Sarah Hintermayer started to work for Evonik as a process engineer in the fall of 2016. A few weeks later, she was leading the team that would take the concept of a self-healing concrete to market maturity

Sarah Hintermayer started to work for Evonik as a process engineer in the fall of 2016. A few weeks later, she was leading the team that would take the concept of a self-healing concrete to market maturity

The driving force

Readingtime 3 minutes

A good idea is not sufficient in itself—it always needs someone who actively promotes it. Someone like Sarah Hintermayer, who resolutely drove the WallCraft project forward

PUBLICATION DATE27TH AUGUST 2021

TextNicolas Garz

Just before Christmas in 2016, Sarah Hintermayer’s career path turned in a new direction. Hintermayer, who was 28 at the time, met with her colleagues in Hanau for a brainstorming session. Their task was to develop the bioprocess technology department’s submission to the Global Ideation Jam. Evonik enables the winning team of this competition to create its own business, acting like a startup. The colleagues discussed a series of ideas.

Hintermayer was one of those who presented a proposal, which was for a concrete recycling process. The feedback was positive, but the group decided to submit a different approach: concrete that heals itself with the help of bacteria. “I realized immediately that this proposal was further developed than mine,” Hintermayer recalls. “So I offered to help promote it.” She quickly became more than just a helper. All the brainstormers in Hanau knew that if a good idea is to be successful, it always needs an individual who actively promotes it and gives it a voice and a face. This person must have great patience and discipline, as well as the passion that is needed to convince others—in other words, an entrepreneurial personality.

“INTRAPRENEUR” ON PROBATION

Back then, Hintermayer had been working at Evonik for only a few weeks. Before that, she had studied and received a doctorate in Munich. This job as a process engineer was her first in the private sector. But she was definitely not a shy newcomer. “Deep in my heart I’m a little go-getter,” she says with a laugh. “Once I’ve thoroughly understood a thing, it’s easy for me to explain complex issues in a way that people can understand. That’s important if you want to get them excited about something.” This is one of the qualities that convinced her colleagues that she was the right person for the job of “intrapreneur”—an entrepreneur inside the company.

From that point on, preparations for the Ideation Jam were in full swing. The concept had to be worked out as concretely as possible by the summer. For months, the team made meticulous preparations and sacrificed quite a few weekends to work on their project, which they had named WallCraft. All of this hard work paid off: The team convinced the jury and won the Ideation Jam 2017. Hintermayer was now a company founder with a limited term of office: She became the only team member working full-time on the project, and her mission was to promote Wallcraft within the company for a period of 12 months. Because she bore primary responsibility for the project, each of her decisions helped to determine WallCraft’s success or failure. What’s more, she was doing many things for the first time.

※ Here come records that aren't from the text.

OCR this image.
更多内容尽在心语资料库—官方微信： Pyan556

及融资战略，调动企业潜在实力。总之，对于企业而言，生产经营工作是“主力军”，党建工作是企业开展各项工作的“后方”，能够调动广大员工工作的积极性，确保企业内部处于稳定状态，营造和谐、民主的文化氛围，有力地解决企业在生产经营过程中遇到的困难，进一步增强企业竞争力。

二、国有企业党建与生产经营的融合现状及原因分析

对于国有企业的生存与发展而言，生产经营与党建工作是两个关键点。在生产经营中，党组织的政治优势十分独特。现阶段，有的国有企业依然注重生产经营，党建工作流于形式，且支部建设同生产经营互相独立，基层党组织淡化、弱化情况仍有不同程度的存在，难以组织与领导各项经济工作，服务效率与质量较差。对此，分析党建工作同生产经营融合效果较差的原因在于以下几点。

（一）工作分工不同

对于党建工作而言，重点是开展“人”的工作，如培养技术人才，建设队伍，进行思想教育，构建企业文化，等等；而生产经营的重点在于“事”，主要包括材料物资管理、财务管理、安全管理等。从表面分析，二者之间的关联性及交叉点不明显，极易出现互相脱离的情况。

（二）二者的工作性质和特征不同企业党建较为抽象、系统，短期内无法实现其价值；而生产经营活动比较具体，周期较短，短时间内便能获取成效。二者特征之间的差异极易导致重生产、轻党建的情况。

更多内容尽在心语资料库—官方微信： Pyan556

How do you prepare for making a pitch to customers? How do you put together a successful business plan? “For me, challenges like these are exciting,” she says. “I learn the most after I’ve been tossed into cold water.”

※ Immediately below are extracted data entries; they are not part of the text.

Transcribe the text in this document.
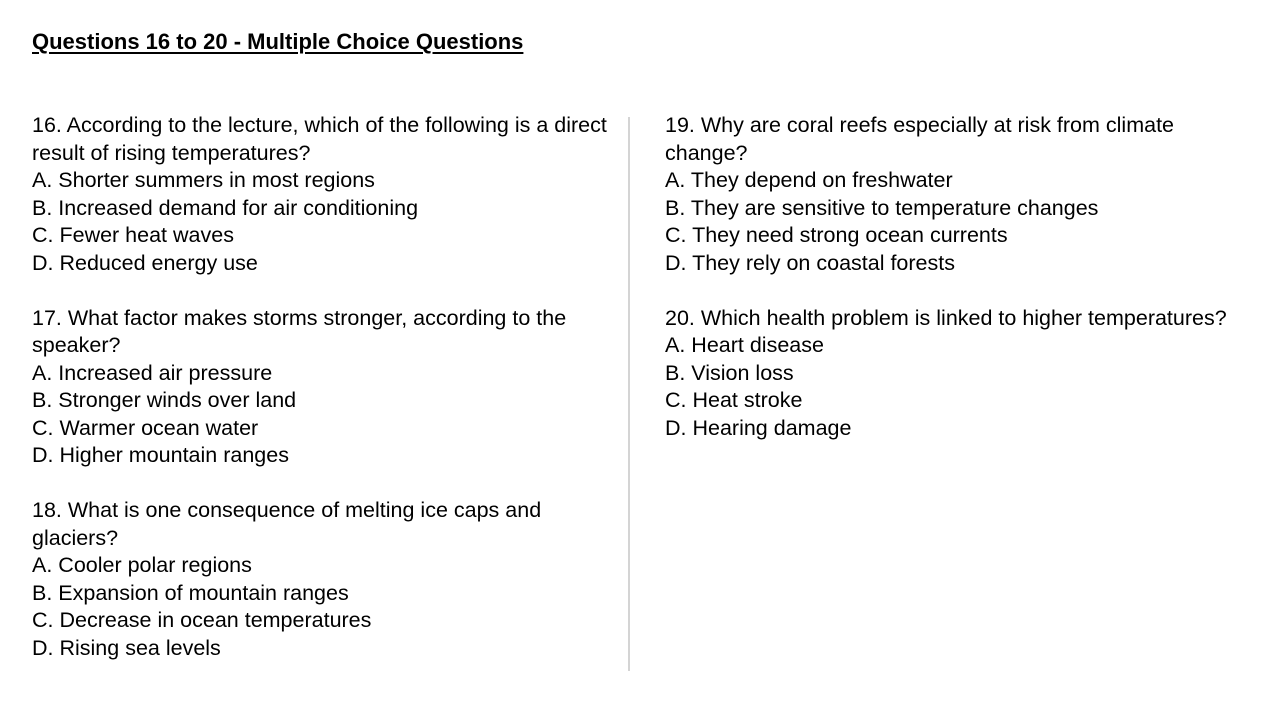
Questions 16 to 20 - Multiple Choice Questions

16. According to the lecture, which of the following is a direct result of rising temperatures?

A. Shorter summers in most regions
B. Increased demand for air conditioning
C. Fewer heat waves
D. Reduced energy use

17. What factor makes storms stronger, according to the speaker?

A. Increased air pressure
B. Stronger winds over land
C. Warmer ocean water
D. Higher mountain ranges

18. What is one consequence of melting ice caps and glaciers?

A. Cooler polar regions
B. Expansion of mountain ranges
C. Decrease in ocean temperatures
D. Rising sea levels

19. Why are coral reefs especially at risk from climate change?

A. They depend on freshwater
B. They are sensitive to temperature changes
C. They need strong ocean currents
D. They rely on coastal forests

20. Which health problem is linked to higher temperatures?

A. Heart disease
B. Vision loss
C. Heat stroke
D. Hearing damage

At the Ideation Jam in 2018, Sarah Hintermayer reported on her experiences during her first year as an intrapreneur

BUSINESS MEETINGS AND BACTERIAL STRAINS

Hintermayer quickly grew into her new role. She coordinated all the processes of the project and received a separate budget. “I was able to decide on every step myself for the first time,” she says. “At the same time, I was constantly aware of the project’s overall significance and its goal—that’s a great feeling.” Between business meetings and networking, she conducted experiments with concrete mixtures and bacterial strains.

After less than a year, there was a breakthrough: The initial prototype was finished—a nondescript chunk of gray material that proves that concrete can heal itself. The news quickly circulated throughout the company. As a result, Hintermayer was given the opportunity to continue working on WallCraft, this time at the Interface and Performance business line and at the Creavis innovation unit. In the months after that, she made her business idea fit for the market.

Eventually the time came when she paused for a moment to think about where to go next. “The most important thing for me is to focus completely on a project and make sure I can keep learning something new in the process,” she says. Because the project no longer completely fulfilled these two conditions, she passed it on to her successor. However, she’s still enthusiastic about innovations. Today she is creating a new unit at Care Solutions that helps small beauty brands to implement their ideas. In parallel, Hintermayer markets gluten-free flour in her leisure time—and continues to turn her passion for entrepreneurship into action.